Background:  Natural killer (NK) cell contribution to HIV viral control through killer-immunoglobulin like receptor (KIR) and their ligand HLA allele combination, then existing of viral adaptation against immune pressure by NK cell also have been reported recently. However, compared to the information of cytotoxic T lymphocyte (CTL) epitopes and their associated mutations, those of HLA-KIR, especially KIR2D, are sparse.

Methods:  We recruited 216 HIV-1 CRF01_AE-infected treatment-naïve Thai patients and collected their gag sequence, KIR2D, HLA, and clinical outcome (CD4⁺ T cell count and viral load) data. Then we statistically analyzed KIR2D-HLA_C-associated gag mutation or preservation sites by Fisher exact test with 95% confidential interval and odds ratio, excluding the sites which were included in previously reported CTL epitopes to avoid overestimation; CD4⁺ T cell count and viral load difference between associated site positives and negatives by Mann-Whitney U test; and associated sites number in individual and clinical outcome association by Kruskal-Wallis test.

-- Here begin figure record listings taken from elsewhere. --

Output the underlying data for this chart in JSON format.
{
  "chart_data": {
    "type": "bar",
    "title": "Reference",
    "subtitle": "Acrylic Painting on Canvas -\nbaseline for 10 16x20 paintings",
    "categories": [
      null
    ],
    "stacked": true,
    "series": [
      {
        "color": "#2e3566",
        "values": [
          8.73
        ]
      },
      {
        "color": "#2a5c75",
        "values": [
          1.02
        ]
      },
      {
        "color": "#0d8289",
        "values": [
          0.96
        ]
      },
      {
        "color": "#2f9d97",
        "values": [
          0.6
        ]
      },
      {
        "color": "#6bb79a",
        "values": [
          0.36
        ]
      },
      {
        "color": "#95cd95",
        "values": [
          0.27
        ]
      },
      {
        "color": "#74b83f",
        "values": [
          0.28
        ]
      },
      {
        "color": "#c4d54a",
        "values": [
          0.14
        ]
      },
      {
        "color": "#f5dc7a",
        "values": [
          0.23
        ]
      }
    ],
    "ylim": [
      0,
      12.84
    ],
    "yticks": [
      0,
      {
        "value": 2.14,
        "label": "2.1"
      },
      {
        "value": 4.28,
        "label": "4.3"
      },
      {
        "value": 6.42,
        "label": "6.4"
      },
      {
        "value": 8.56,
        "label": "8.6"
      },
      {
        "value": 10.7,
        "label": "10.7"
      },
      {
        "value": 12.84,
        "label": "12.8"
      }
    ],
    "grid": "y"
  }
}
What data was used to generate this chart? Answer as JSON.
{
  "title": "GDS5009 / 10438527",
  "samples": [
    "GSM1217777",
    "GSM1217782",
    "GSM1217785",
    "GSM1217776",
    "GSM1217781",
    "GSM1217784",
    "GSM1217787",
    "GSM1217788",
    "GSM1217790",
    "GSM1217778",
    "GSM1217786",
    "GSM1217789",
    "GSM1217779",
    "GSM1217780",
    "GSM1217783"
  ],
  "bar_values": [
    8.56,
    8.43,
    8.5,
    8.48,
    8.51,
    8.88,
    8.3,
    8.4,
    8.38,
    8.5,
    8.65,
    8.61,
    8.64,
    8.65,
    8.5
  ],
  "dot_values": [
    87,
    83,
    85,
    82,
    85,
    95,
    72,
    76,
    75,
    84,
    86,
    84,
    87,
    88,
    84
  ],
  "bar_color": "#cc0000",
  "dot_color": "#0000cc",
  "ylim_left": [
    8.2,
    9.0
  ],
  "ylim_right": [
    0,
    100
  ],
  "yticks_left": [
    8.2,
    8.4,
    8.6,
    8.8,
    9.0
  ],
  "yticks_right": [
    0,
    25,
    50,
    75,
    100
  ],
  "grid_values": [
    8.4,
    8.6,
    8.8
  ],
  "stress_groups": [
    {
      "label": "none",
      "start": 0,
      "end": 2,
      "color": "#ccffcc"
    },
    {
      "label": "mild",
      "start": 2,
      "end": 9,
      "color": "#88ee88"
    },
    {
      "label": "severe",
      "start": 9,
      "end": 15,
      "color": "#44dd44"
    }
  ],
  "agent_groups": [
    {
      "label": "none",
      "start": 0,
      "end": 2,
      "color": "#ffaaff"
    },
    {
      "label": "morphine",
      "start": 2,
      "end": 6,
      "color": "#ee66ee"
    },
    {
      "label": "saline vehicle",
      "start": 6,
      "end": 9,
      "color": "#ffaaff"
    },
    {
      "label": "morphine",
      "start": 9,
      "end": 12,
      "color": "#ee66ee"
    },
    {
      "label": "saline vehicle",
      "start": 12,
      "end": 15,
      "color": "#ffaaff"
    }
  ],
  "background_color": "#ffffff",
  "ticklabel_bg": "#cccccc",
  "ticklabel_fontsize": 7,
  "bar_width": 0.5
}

Results:  Among 216 individuals, their median CD4⁺ T cell count was 164/µL (range 0 to 1664) and viral load was 5.2 log copies/mL (2.6 to 6.5). About KIR2D and its ligand expression, 2DL2-C1 (28.7%), 2DL3-C1 (94.4%), 2DS2-C1 (34.3%), 2DL1-C2 (27.8%), and 2DS1-C2 (12.0%) were identified. Nineteen KIR2D-HLA_C-associated immune pressure sites in gag were identified. Among them, 5 (2DL2-C1-associated E93X [p = 0.022] and T122X [p = 0.012], 2DL3-C1-associated T115X [p = 0.015], 2DS2-C1-associated M31M [p = 0.037, preserved], and L470X [p = 0.009]) scored significantly higher viral load among their positives. Then the number of 2DS2-C1-associated sites in each individual significantly correlated with CD4⁺ T cell count negatively (p = 0.027), and with viral load positively (p = 0.010).

Conclusions:  Several NK cell-mediated gag immune pressure sites and responsible KIR2D-HLA_C information were identified with significant clinical outcome difference among HIV-1 CRF01_AE-infected Thais. This data proved viral adaptation against immune pressure by NK cell, and will contribute to reveal the mechanism of viral evolution against innate immunity.